A small study analyzed the anti-inflammatory abilities of B. coagulans on a group of 45 men and women with rheumatoid arthritis. Participants were given the probiotic in addition to their standard medication regimen for two months.
Compared with the placebo group, participants who took B. coagulans reported less disability. They also had an improved ability to participate in daily activities, such as long walks. Participants also showed a reduction in C-reactive protein (CRP), a marker for inflammation.

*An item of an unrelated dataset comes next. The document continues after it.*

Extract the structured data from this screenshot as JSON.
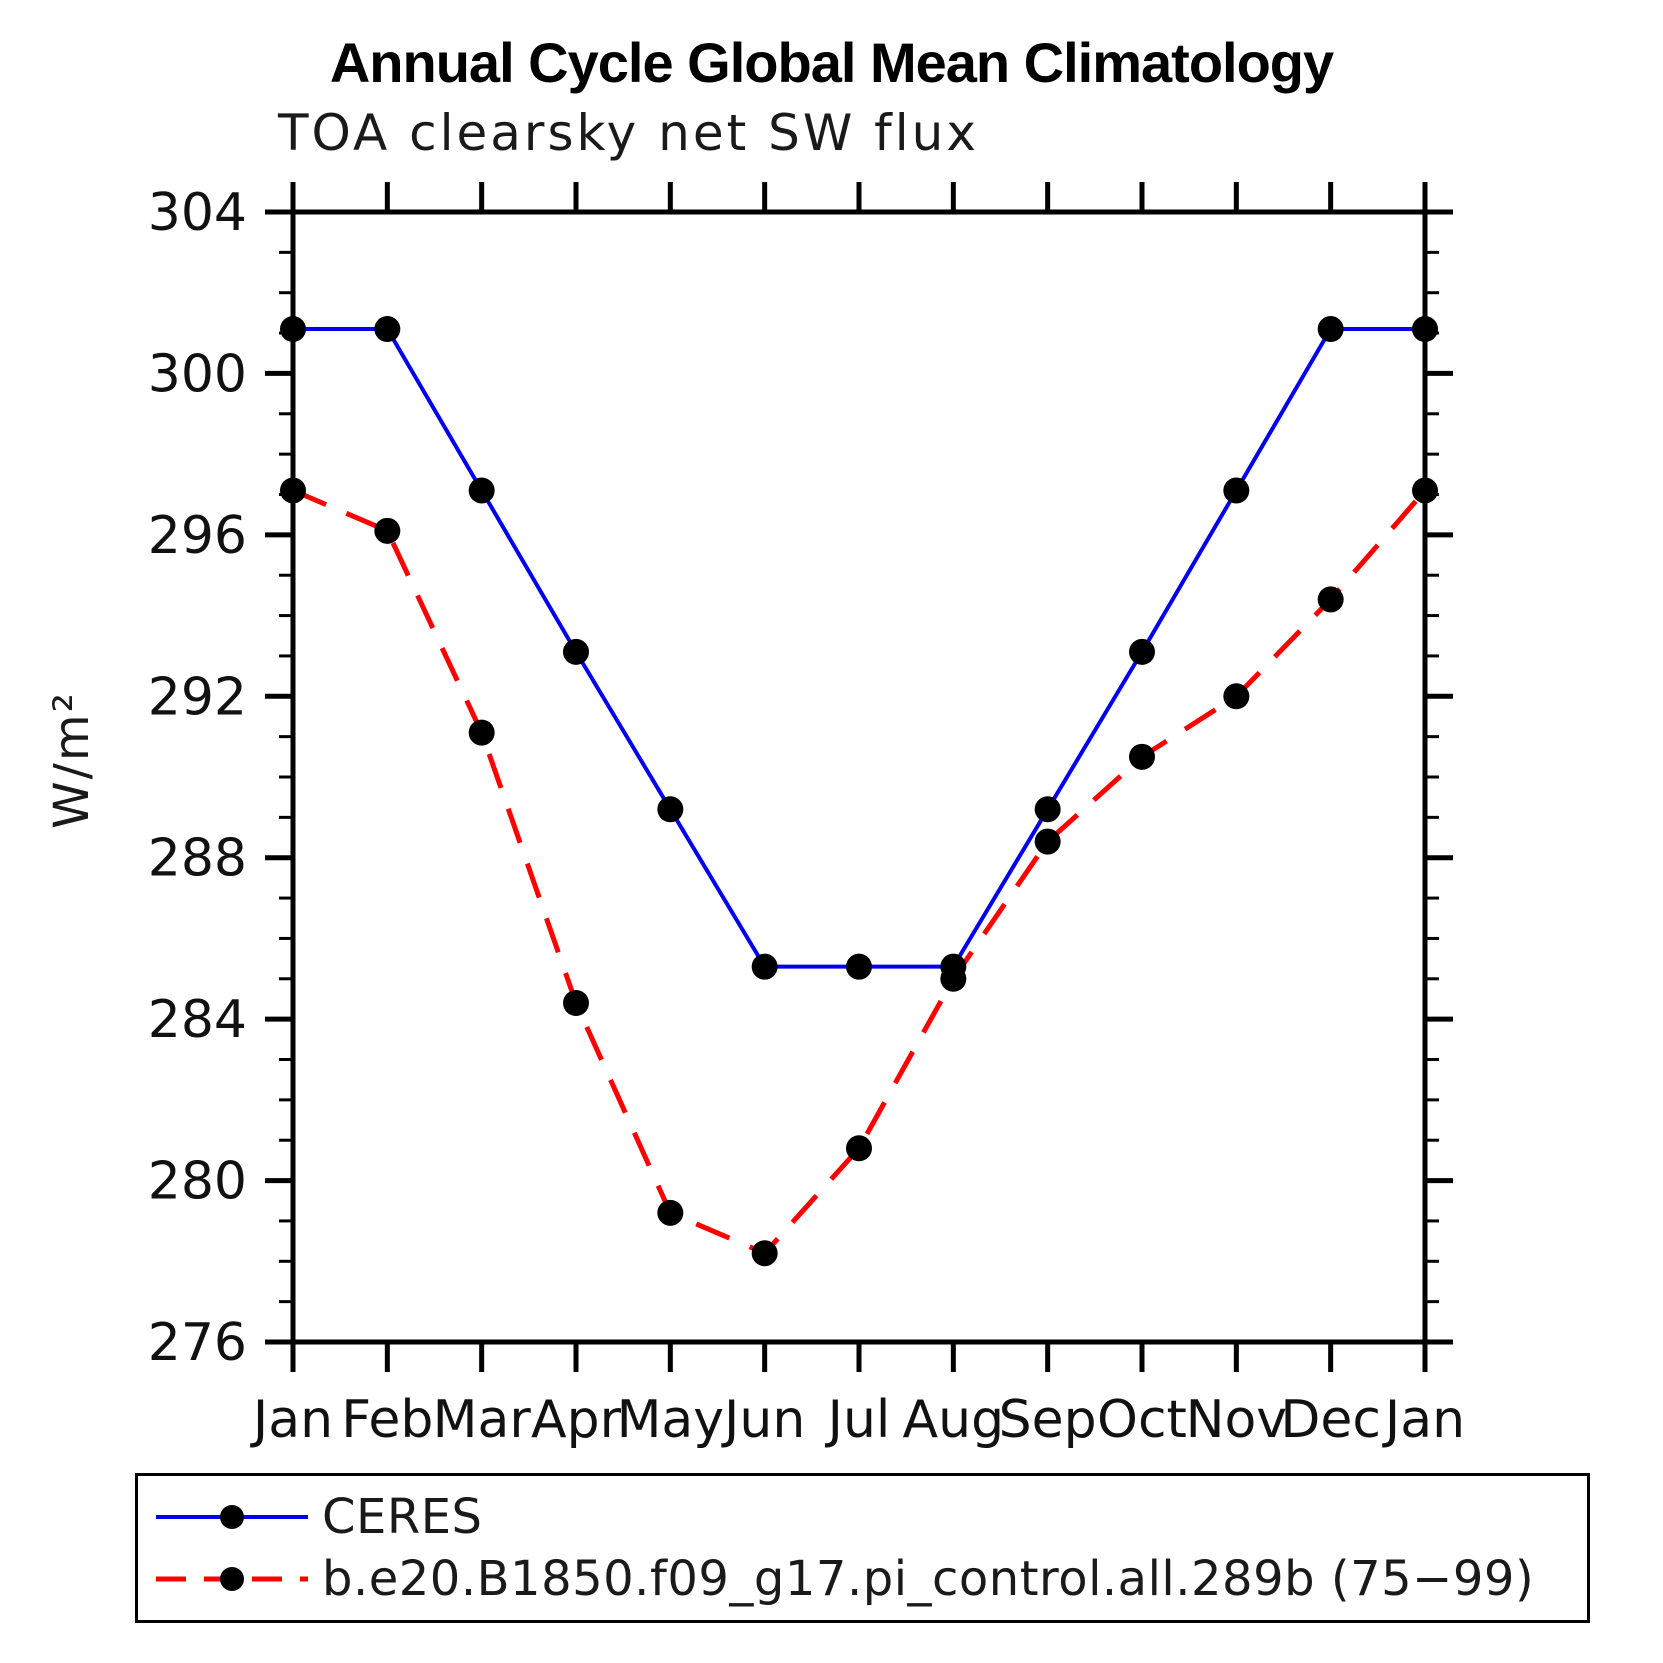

A Japanese study analyzed the bowel movements and fecal properties of participants for two weeks. These participants had a self-defined tendency toward constipation. Participants were given either a proprietary strain of B. coagulans lilac-01 containing soy okara powder or a placebo of soy okara powder only. Those who received B. coagulans showed improved bowel function. They also reported less incidents of incomplete evacuation.
A small study of 61 participants examined a proprietary strain of B. coagulans on post-meal intestinal gas-related symptoms versus a placebo. The symptoms included flatulence, stomach distension, and abdominal pain. Those who received the probiotic showed significant improvement in pain. They also had strong improvement in abdominal distension when compared with the placebo group.
Respiratory tract infection
A small study of 10 men and women looked at the effects of a patented strain of B. coagulans on the immune system. Participants given the probiotic showed increased T cell production in response to influenza A and adenovirus exposure. These cells fight off diseases.
As with any supplement, discuss whether or not you should take B. coagulans with your doctor before you begin taking it. There are also some risks and side effects to consider:
- Probiotics of all kinds may trigger allergic reactions.
- Pregnant and nursing women are recommended to avoid taking the supplement since there hasn’t been enough research on its effects.
- B. coagulans may interfere with antibiotics and with immunosuppressant medications. Discuss your use of these drugs with your doctor before taking this supplement.
- B. coagulans is possibly safe when taken orally for a period of six months or less. Currently, there are no reported side effects when taken as directed.
B. coagulans is a probiotic that may have valuable health benefits. It’s been studied sporadically in multiple areas, such as rheumatoid arthritis and IBS, but more research is needed in all areas. Discuss your use of this probiotic and any other supplement with your doctor before you begin taking it.